Target Validation or not
The reproducibility of some target identification/validation studies has been questioned on several occasions and I've flagged up some of the concerns in the Target Validation section of the Drug Discovery Resources. A recent study, reported in Science 28 August 2015: Vol. 349 no. 6251 DOI looking at psychological science, attempted to replicate published work suggests that 39% of effects replicated the original result. Also Amgen, tried to replicate 53 'landmark' cancer studies and failed to replicate the original studies in all but six occasions, Nature 483, 531–533 (29 March 2012) DOI.
A while back a project was initiated to look at reproducibility in cancer, Science Forum: An open investigation of the reproducibility of cancer biology research DOI.
It is widely believed that research that builds upon previously published findings has reproduced the original work. However, it is rare for researchers to perform or publish direct replications of existing results. The Reproducibility Project: Cancer Biology is an open investigation of reproducibility in preclinical cancer biology research. We have identified 50 high impact cancer biology articles published in the period 2010-2012, and plan to replicate a subset of experimental results from each article. A Registered Report detailing the proposed experimental designs and protocols for each subset of experiments will be peer reviewed and published prior to data collection. The results of these experiments will then be published in a Replication Study. The resulting open methodology and dataset will provide evidence about the reproducibility of high-impact results, and an opportunity to identify predictors of reproducibility.
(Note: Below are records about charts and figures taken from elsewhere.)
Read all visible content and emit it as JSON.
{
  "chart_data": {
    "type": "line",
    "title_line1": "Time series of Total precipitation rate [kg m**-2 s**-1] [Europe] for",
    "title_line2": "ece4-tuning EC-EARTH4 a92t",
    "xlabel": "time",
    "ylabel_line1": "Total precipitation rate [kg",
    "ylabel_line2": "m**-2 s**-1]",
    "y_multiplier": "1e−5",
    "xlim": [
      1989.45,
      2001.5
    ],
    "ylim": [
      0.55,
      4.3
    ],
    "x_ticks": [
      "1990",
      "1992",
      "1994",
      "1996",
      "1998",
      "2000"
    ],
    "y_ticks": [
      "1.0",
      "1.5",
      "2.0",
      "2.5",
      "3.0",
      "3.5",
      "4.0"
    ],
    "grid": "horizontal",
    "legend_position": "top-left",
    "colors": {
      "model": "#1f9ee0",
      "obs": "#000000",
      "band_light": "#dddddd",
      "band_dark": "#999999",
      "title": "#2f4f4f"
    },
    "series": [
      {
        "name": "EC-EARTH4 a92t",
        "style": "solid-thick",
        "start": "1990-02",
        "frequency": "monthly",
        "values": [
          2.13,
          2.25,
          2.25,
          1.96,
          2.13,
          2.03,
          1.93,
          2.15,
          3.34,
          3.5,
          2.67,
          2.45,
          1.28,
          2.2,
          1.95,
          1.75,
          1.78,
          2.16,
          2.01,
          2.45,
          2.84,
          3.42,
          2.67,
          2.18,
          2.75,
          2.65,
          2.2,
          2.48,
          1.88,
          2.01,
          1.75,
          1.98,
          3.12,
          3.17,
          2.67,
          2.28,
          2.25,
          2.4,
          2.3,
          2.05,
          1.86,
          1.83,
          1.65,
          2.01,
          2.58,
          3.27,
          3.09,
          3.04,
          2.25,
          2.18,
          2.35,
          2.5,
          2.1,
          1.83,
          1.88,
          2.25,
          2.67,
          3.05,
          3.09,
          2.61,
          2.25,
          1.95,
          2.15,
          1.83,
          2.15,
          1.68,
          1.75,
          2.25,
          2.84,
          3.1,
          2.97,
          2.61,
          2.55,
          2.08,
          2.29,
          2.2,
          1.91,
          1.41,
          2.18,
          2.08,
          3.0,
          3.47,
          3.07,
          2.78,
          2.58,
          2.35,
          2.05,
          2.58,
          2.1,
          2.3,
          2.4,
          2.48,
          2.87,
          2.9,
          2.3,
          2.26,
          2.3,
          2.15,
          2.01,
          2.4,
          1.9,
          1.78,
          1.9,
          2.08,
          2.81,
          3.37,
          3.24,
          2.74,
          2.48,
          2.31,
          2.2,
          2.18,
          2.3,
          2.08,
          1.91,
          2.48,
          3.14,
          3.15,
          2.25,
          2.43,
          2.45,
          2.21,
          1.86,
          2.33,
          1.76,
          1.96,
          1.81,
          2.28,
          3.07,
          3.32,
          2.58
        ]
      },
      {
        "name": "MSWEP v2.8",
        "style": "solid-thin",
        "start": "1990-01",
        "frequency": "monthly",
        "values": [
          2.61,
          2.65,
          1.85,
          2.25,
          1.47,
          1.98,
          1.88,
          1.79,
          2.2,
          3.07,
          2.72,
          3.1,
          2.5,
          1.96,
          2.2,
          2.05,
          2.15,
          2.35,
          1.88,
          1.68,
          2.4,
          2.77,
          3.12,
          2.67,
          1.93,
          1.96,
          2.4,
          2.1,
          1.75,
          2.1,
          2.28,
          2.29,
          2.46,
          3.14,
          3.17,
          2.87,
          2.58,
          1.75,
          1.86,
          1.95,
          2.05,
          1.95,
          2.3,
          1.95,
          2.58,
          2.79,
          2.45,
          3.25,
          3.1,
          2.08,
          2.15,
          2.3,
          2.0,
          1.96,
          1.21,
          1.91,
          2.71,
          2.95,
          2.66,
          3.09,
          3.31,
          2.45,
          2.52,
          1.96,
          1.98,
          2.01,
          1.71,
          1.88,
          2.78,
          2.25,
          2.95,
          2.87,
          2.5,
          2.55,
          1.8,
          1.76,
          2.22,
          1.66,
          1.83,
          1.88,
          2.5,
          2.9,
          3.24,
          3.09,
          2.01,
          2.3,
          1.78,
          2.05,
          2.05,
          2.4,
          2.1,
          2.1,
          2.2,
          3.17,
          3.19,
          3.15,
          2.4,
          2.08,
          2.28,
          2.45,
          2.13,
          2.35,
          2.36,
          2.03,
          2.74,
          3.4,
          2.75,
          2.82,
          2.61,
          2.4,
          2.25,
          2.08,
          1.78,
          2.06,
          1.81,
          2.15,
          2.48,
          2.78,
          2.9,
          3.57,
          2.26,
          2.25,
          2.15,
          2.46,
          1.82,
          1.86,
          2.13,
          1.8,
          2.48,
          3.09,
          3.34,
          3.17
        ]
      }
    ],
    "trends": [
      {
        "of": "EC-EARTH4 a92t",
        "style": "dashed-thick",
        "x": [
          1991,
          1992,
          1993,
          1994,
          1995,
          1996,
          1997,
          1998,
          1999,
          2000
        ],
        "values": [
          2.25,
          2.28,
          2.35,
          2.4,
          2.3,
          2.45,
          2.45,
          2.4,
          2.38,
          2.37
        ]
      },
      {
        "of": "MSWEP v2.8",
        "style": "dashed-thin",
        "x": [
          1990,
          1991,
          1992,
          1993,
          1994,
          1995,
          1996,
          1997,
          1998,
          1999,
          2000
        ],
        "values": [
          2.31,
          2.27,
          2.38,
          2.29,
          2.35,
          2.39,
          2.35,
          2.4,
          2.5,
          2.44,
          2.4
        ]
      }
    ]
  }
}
Well some of the early results are in and they make for pretty sobering if not unexpected reading, of the first 7 papers examined, 2 appear to reproduce the original finding to some extent, three show significant differences from the original studies. The results are published in eLife here and there is an editorial here DOI, and they make an important point.
if all the original studies were reproducible, not all of them would be found to be reproducible, just based on chance. The experiments in the Reproducibility Project are typically powered to have an 80% probability of reproducing something that is true.
The key question is of course, is the failure to reproduce these results due to methodological differences not apparent from the described experimental or whether the fundamental result is invalid. At the moment if you are planning to invest in a drug discovery project based on a single publication then Caveat emptor.